On to Copacabana
This morning started about 5:30 am as I got ready for my next destination; Copacabana, Bolivia. It was a three hour bus ride before arriving at the Bolivian border armed with my visa and other necessary paperwork. We handed in our yellow fever vaccination certificate and our pre-filled out visa applications, proud of my organization and beaming with satisfaction at my own capability. When we handed over our $135 visa application fee, which,by the way, only applies to American citizens, things got a little tricky. The armed man in the military uniform scrutinized our every bill, not for authenticity, but for cleanliness. He would not take one of Max's 20's because of a minuscule tear at the top and was tempted to reject mine for a tiny pen mark. I've never had so much trouble giving someone money in my life. We had to go across the street and change our slashed bill for Bolivianos because we only had exact change for the visa application. We returned with our crispy clean currency and he ordered us next door to make copies of our visa application, yellow fever vaccination certificate and passport. This, by the way, was not free. We returned to get our visas stamped twice. Afterwards he sent us into another room where a different man sat, sounding like he was one cigarette away from emphysema and demanded five more dollars from us. Having read that they often try to get more money out of Americans, I inquired, politely, to know what the charge was for. My Spanish, being shaky at best was no match for his fluent phlegm so I gave in and gave him the five bucks. He stamped my passport another four times, pulling stamps from hidden drawers strategically located next to his gun holster, and sent us on our way. The bus driver stood outside our ride ushering us over because we were the last people they were waiting for. Apparently we were the only Americans on board and the only people to have to go through a twenty minute ordeal, which, ironically, never lead to any baggage search whatsoever. Seems as though they don't care what you bring into their country as long as your money isn't ripped. We boarded the bus and continued for another ten miles down the road unilateral we reached the center of Copacabana.
We had not yet booked a hostel but had read about one that looked nice so we told the cabbie to drop us off there. Unfortunately they were all booked so we settled for the next most convenient option, the hostel next door.
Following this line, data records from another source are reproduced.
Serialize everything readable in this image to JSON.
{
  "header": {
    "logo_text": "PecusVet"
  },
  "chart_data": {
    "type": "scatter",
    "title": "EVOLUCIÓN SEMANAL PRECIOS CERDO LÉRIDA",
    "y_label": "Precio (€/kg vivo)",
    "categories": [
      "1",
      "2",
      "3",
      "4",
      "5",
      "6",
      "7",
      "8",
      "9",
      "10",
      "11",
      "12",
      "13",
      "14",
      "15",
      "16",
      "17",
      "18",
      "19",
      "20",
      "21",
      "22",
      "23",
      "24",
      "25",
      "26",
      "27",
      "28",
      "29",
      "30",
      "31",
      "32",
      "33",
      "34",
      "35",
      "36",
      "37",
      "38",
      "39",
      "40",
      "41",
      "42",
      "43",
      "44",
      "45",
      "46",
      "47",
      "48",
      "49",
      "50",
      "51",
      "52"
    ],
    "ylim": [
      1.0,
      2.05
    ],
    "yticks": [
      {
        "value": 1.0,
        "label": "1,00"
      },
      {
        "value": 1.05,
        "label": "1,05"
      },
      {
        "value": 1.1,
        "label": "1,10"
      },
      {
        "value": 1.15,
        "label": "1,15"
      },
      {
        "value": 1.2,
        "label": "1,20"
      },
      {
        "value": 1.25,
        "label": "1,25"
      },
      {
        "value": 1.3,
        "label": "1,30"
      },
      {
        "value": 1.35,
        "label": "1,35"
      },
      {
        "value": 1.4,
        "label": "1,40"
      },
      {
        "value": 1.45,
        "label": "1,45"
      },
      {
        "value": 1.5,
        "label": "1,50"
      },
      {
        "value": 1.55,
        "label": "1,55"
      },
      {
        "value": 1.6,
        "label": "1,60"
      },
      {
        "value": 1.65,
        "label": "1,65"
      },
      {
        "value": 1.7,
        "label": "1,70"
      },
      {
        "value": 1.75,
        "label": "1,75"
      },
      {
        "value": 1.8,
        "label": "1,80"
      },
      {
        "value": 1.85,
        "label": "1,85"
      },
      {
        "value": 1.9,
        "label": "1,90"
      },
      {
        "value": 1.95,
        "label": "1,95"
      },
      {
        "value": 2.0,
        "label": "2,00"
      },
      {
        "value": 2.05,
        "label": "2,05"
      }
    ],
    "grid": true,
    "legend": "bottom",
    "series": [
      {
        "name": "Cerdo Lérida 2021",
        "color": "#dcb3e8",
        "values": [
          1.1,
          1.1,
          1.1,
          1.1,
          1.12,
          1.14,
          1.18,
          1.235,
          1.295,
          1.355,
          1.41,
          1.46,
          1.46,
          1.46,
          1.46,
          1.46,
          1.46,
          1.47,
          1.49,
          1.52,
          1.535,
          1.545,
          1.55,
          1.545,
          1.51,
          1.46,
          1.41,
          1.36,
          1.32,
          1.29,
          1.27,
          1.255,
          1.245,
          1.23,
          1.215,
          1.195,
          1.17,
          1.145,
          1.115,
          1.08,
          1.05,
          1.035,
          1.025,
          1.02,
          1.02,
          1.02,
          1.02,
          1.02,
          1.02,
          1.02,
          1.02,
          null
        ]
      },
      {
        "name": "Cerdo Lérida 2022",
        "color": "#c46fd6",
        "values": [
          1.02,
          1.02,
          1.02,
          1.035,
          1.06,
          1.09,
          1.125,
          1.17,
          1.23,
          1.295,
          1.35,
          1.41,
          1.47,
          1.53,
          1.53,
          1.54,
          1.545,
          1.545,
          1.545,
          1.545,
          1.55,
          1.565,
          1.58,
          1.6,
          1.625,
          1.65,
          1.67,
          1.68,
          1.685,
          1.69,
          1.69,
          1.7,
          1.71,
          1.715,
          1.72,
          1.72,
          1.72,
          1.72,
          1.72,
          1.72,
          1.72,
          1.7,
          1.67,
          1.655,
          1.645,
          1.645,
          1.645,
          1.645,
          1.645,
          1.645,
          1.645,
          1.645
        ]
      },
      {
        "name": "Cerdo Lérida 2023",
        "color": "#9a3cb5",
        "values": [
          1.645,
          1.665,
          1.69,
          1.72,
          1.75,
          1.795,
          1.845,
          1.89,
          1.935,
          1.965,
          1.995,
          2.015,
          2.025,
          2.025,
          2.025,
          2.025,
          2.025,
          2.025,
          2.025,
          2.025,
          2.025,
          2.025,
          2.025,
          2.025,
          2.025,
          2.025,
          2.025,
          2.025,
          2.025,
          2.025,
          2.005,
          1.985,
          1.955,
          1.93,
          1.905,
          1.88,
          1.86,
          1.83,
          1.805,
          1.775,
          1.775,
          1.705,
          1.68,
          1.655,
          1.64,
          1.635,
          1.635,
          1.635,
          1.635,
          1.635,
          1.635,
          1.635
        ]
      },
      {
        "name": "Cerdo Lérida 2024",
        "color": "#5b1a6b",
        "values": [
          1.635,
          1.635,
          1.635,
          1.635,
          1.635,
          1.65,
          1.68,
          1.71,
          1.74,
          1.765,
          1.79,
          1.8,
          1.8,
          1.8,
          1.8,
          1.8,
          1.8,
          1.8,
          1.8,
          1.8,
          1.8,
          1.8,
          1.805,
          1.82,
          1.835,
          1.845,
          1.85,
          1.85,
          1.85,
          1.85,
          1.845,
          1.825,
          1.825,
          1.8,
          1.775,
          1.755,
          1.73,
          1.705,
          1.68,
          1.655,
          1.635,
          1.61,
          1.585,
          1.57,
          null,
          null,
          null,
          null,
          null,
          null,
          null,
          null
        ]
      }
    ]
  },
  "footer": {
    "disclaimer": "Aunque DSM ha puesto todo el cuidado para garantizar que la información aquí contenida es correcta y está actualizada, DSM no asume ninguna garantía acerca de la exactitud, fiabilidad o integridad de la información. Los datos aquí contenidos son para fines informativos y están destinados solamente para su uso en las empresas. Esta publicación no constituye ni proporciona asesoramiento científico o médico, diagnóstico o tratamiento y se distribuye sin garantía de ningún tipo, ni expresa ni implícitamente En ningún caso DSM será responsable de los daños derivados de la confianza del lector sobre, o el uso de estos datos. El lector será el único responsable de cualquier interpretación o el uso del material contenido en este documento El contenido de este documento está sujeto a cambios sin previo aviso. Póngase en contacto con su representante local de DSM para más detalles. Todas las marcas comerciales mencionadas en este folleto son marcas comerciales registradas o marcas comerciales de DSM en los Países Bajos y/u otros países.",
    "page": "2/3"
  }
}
It wasn't too shabby. Hot aqua, television, free tea, fruit and a complementary breakfast. We also had a peaceful view of the lake from our bedroom window.
We dropped off our baggage and set out to explore copacabana. It is a neat little town. We walked down to the lake and along the boardwalk.
There were a ton of people out, lots of places to rent paddle boats, kayaks, motorboat and even a place that rented horses to ride along the beach.
The boardwalk is lined with little restaurants, all specializing in fish from the lake and we could already tell that this was way more our style than Puno.
We decided to find a place that was broadcasting the world cup game and chill out. We found a teeny tiny English pub that was contingently showing the game in English. It was the first world cup game that I'd seen in English the whole trip.
I sipped on a mudslide first and a piña colada to top it all off. I figured that it would be a shame to leave Copacabana without slurping down a refreshing pina colada. There was no umbrella but I was still satisfied. After the game we meandered around town for a while, window shopped and gazed out onto the lake before returning to the English pub around dusk. We played some cards and warmed up with a peppermint schnapps hot chocolate. It was Christmas in my mouth. We were both getting pretty hungry so we wandered into this Mexican restaurant that was playing bob Marley that we could hear from the street. The ceilings were strung with plants, vines, and Christmas lights. There was no waitstaff in sight so after waiting about five minutes I went and grabbed a menu myself. It took us about ten minutes to peruse the menu and figure out what we wanted.... Still no waitstaff.. ANYWHERE! We waited about ten more minutes and when no one appeared our stomachs dragged us out of there. Next door was another restaurant whose menu looked delicious (in Peru and Bolivia the restaurants display their menus outside of the restaurant so you know what you are in for.. Pretty convenient I'd say) so we decided to wander in. Not a clear table in sight. We stood around awkwardly for a minute or two, chucked up the deuce and exited. 0 for 2. We hurried down the street and finally found a restaurant with a visible waitstaff and an open table. The peppered steak, fettuccine Alfredo and free salad bar was just what the doctor ordered. We grabbed some ice cream bars on the way home, watched a movie (In English YAY) and passed out.
Quote from my lovely mother: Diarrhea is a hereditary disease... it runs in your jeans.